Nah, kata Ichsanuddin, pemanggilan Sri Mulyani dan Boediono untuk mempertanggungjawabkan bailout itu justru akan mampu mencitrakan kepastian hukum di Indonesia. ''Sesungguhnya, saat ini para investor tersebut sedang menakar bagaimana kebijakan para pejabat itu,'' tuturnya.

Sementara itu, pengamat hukum tata negara dari Centre for Electoral Reform (Cetro) Refly Harun menyatakan bahwa sikap Presiden Susilo Bambang Yudhoyono (SBY) atas imbauan Pansus Hak Angket Century sudah sesuai dengan rel hukum tata negara (HTN).

Menurut dia, penonaktifan menteri keuangan merupakan hak presiden. Namun, hingga kini belum ada alasan yang patut untuk melaksanakan imbauan pansus DPR tersebut. ''Alasannya apa? Seharusnya pansus itu bekerja mengungkap skandal dulu sedetail dan segamblang-gamblangnya. Janganlah kemudian menjadi wadah menjatuhkan seseorang,'' tegasnya.

Bila dalam penelusurannya pansus hak angket menemukan unprofessional conduct dalam pe­ngam­bilan kebijakan bailout, kata dia, rekomendasi bisa diteruskan kepada presiden.

Begitu juga bila penegak hukum, yakni KPK, dalam penyelidikan menemukan indikasi korupsi, me­netapkan tersangka, dan kemudian terdakwa. Kondisi itu, kata Refly, bisa disikapi oleh presiden dengan menonaktifkan yang bersangkutan. ''Kalau acuannya demikian, penonaktifan bisa dilakukan,'' terangnya.
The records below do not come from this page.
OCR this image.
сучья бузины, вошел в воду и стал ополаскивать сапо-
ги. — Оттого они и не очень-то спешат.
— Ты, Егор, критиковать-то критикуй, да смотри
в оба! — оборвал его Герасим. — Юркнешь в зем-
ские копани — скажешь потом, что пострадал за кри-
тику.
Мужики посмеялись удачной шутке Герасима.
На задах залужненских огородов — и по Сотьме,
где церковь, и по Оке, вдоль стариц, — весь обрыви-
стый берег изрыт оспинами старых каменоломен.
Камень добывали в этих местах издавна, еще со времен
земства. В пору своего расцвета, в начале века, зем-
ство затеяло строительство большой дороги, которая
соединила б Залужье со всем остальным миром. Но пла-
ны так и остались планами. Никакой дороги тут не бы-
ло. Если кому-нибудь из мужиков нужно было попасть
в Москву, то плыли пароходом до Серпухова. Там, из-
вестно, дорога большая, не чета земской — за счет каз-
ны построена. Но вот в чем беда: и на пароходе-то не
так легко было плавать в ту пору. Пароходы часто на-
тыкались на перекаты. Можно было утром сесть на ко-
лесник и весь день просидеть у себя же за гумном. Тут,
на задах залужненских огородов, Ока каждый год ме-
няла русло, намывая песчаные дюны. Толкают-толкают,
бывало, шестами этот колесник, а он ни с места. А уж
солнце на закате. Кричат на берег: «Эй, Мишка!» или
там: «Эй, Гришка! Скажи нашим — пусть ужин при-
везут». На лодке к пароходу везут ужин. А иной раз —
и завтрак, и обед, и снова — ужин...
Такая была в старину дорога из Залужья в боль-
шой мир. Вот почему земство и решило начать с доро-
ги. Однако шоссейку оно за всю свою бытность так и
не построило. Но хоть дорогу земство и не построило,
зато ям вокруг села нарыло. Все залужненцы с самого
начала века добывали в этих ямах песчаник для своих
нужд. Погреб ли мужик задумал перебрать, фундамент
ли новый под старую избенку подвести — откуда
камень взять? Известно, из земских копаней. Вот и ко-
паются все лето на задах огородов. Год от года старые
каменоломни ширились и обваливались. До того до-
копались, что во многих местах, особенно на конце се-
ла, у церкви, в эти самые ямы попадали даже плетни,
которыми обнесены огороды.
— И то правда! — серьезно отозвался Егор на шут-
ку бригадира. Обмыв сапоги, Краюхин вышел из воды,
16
Bagaimana halnya wakil presiden? Menurut Refly, kedudukan presiden dan wakil presiden dalam konstitusi sederajat. Keduanya dipilih langsung oleh rakyat. ''Presi­den tidak bisa menonaktifkan Wapres karena konstitusi tak mengatur soal itu,'' ucapnya.

Mahkamah Konstitusi (MK) atau MPR (Majelis Permusyawaratan Rakyat) juga tak bisa membikin aturan hukum yang memungkinkan menonaktifkan wakil presiden. ''Tidak bisa diatur karena alasan hukumnya sudah diatur undang-undang dasar,'' ujarnya.

Wapres, tambah dia, juga tak bisa menonaktifkan diri. ''Kalau sikap menonaktifkan diri diambil, itu justru bahaya,'' ujarnya. Persoalannya, bagaimana halnya setelah Wapres nonaktif, kemudian presiden berhalangan tetap? ''Itu justru tidak boleh terjadi,'' tegasnya.

KPK Undang Lagi Polri dan Kejagung
Komisi Pemberantasan Korupsi (KPK) meyakinkan bahwa pena­nganan kasus Century hingga kini tetap bergulir. Tim KPK juga tetap bekerja sebagaimana biasa.

Menurut Wakil Ketua KPK Bibit Samad Riyanto, penanganan kasus itu mengacu kepada unsur korupsi dan alat bukti yang didapat tim. "Penanganannya mengacu dua hal tersebut," jelas Bibit kemarin. KPK juga akan mematangkan penanganan kasus Century dengan kembali mengundang Polri dan Keja­gung. "Minggu depan kami mengundang lagi mereka," ucapnya. Pertemuan pekan lalu urung dilaksanakan karena Kapolri Bambang Hendarso dan Jaksa Agung Hendarman Soepandji tidak datang.

Rapat koordinasi dengan penegak hukum itu diharapkan mengerucut kepada bagian yang akan ditangani KPK. Berdasar audit BPK, se­­tidaknya lembaga itu bisa mengusut lemahnya pengawasan Bank Indonesia (BI) terkait pelanggaran-pelanggaran Bank Century. (sof/pri/git/aga/dwi/kum)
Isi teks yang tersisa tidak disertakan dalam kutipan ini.